MELA REINTEGRATA: PERCHÉ?
Imbarazzante. Difficile descrivere con altre parole l’opera piazzata nei giorni scorsi davanti alla Stazione Centrale di Milano. Ti assale lo sgomento, sembra un mix tra una citazione – venuta male – dell’installazione cyber-glam Wave UFO, presentata da Mariko Mori alla Biennale veneziana del 2007, e una riproduzione del logo della Apple realizzato in cartapesta per un luna-park trash. Al suo cospetto, la dirimpettaia scultura raffigurante papa Wojtyla a Roma Termini fa un figurone; di più: meriterebbe di essere difesa dall’Unesco.
Brutta pure concettualmente (le mele al genere umano piace morsicarle, che vogliamo farci?), la Mela reintegrata (già il titolo fa accapponare la pelle) è opera di fronte alla quale viene spontaneo fare due cose. La prima, chiudere gli occhi; la seconda, chiedersi come sia stato possibile per un tale oggetto finire nella hall di una città importante come Milano. Proviamo allora a capire perché accadono cose del genere. Senza fare del qualunquismo anti-sistema, ponendo un problema specifico.
I SENATORI A VITA DELL’ARTE
Il problema è il seguente. Ci si lamenta tanto dei vitalizi (pecuniari) attribuiti ai politici, ma mai abbastanza dei vitalizi critici di cui beneficiano molti artisti, i cui effetti possono rivelarsi altrettanto dannosi per la società tutta. Il mondo dell’arte contemporanea, in particolare, pullula di senatori a vita (metaforicamente parlando, s’intende). Artisti che hanno conosciuto un momento di celebrità trenta o quarant’anni fa – e che magari sono finiti nella storia per un determinato gruppo di opere, o in relazione a una specifica congiuntura storico-critica – diventano pressoché automaticamente degli intoccabili per il resto del tempo. Per loro c’è troppa carta bianca, li si omaggia a prescindere, quasi si trattasse di una questione di rispetto dovuto.
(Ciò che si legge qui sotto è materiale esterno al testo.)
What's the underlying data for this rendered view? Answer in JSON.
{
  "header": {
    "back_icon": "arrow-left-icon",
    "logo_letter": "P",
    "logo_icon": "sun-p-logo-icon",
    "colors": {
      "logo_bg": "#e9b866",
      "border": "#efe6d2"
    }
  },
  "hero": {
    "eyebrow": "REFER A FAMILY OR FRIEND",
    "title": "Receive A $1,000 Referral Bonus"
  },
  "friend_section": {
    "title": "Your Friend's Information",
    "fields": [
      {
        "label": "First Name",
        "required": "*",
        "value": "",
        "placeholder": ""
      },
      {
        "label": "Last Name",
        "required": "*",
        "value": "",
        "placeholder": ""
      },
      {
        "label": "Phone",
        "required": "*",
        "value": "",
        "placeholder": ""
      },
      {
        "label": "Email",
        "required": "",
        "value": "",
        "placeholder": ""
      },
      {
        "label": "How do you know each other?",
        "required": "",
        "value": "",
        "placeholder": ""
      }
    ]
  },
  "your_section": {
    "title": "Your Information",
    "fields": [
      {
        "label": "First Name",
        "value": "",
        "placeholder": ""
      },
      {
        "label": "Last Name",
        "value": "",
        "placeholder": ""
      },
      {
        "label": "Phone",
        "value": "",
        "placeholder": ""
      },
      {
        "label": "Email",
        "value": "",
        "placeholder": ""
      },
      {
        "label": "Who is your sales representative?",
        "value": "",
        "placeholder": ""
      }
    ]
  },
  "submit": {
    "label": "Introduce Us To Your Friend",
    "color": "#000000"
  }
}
Evidentemente si pensa – sbagliando – che, avendo fatto qualcosa di buono nel passato, vada necessariamente bene anche ciò che di tutt’altro che buono propongono al momento, o vanno facendo da tempo – e che spesso è così tanta roba da subissare, quando non inficiare, anche il buono fatto illo tempore.
Ciò non è ammissibile. Per una ragione ovvia, oltre che ferrea: perché l’arte è l’opposto della burocrazia, e della gerarchia; è cioè quel luogo, anzitutto dello spirito – nel senso “duro” del termine –, in cui concetti come “anzianità di servizio” e “rendita di posizione” non possono avere alcuna rilevanza; e in cui anche il nome affermato e in età avanzata, nel momento in cui realizza un’opera è come se si facesse – ogni volta – nuovamente incontro al giudizio del pubblico e della critica.
LA NECESSITÀ DI UNA CRITICA ATTIVA
Di chi la responsabilità di tale situazione? Per me, di una pubblicistica specializzata che troppo spesso di fronte al nome (anche solo un filo) altisonante incensa, tace o si limita a descrivere – producendo note informative in forma di recensioni, resoconti invece che interventi critici, come per una sorta di riflesso pavloviano. E che invece farebbe bene (il bene dell’arte sicuramente) a comportarsi diversamente. Come? Andando a considerare un semplice concetto di base, quello per cui esercizio della critica e sudditanza psicologica sono categorie che non possono che trovarsi agli antipodi.
Che poi basta guardarsi un po’ intorno, per capire quanto sia insensato – oltre che ormai anacronistico! – un atteggiamento di accondiscendenza aprioristica di fronte al prodotto artistico. Dove? Dalle parti – ad esempio – dei cugini della critica musicale. Sì, perché con la musica non la si passa liscia tanto facilmente. Ex protagonisti bolliti e fior di band leggendarie che pur di rimanere a galla sfornano prove imbarazzanti, o anche solo inutili, vengono – giustamente – redarguiti da una critica che, proprio per il rispetto che portano a coloro di cui parlano, non si esime dal far rilevare la pochezza del lavoro prodotto da chi non ha più nulla di interessante da dire, e quindi da aggiungere al proprio curriculum.
BASTA CON IL LAISSEZ-FAIRE
Insomma, c’è da abolire l’(assurdo) istituto del vitalizio critico nell’arte contemporanea – inesistente in teoria ma vigente eccome nella realtà. Possibilmente alla svelta. Perché, ammettiamolo, non se ne può più del laissez-faire che consente al mostro sacro di turno di farla franca a prescindere.
Nel frattempo, non resta che sperare nella pronta rimozione di un’opera involontariamente horror quale è quella che attende coloro che per raggiungere Milano scelgono di servirsi del mezzo ferroviario.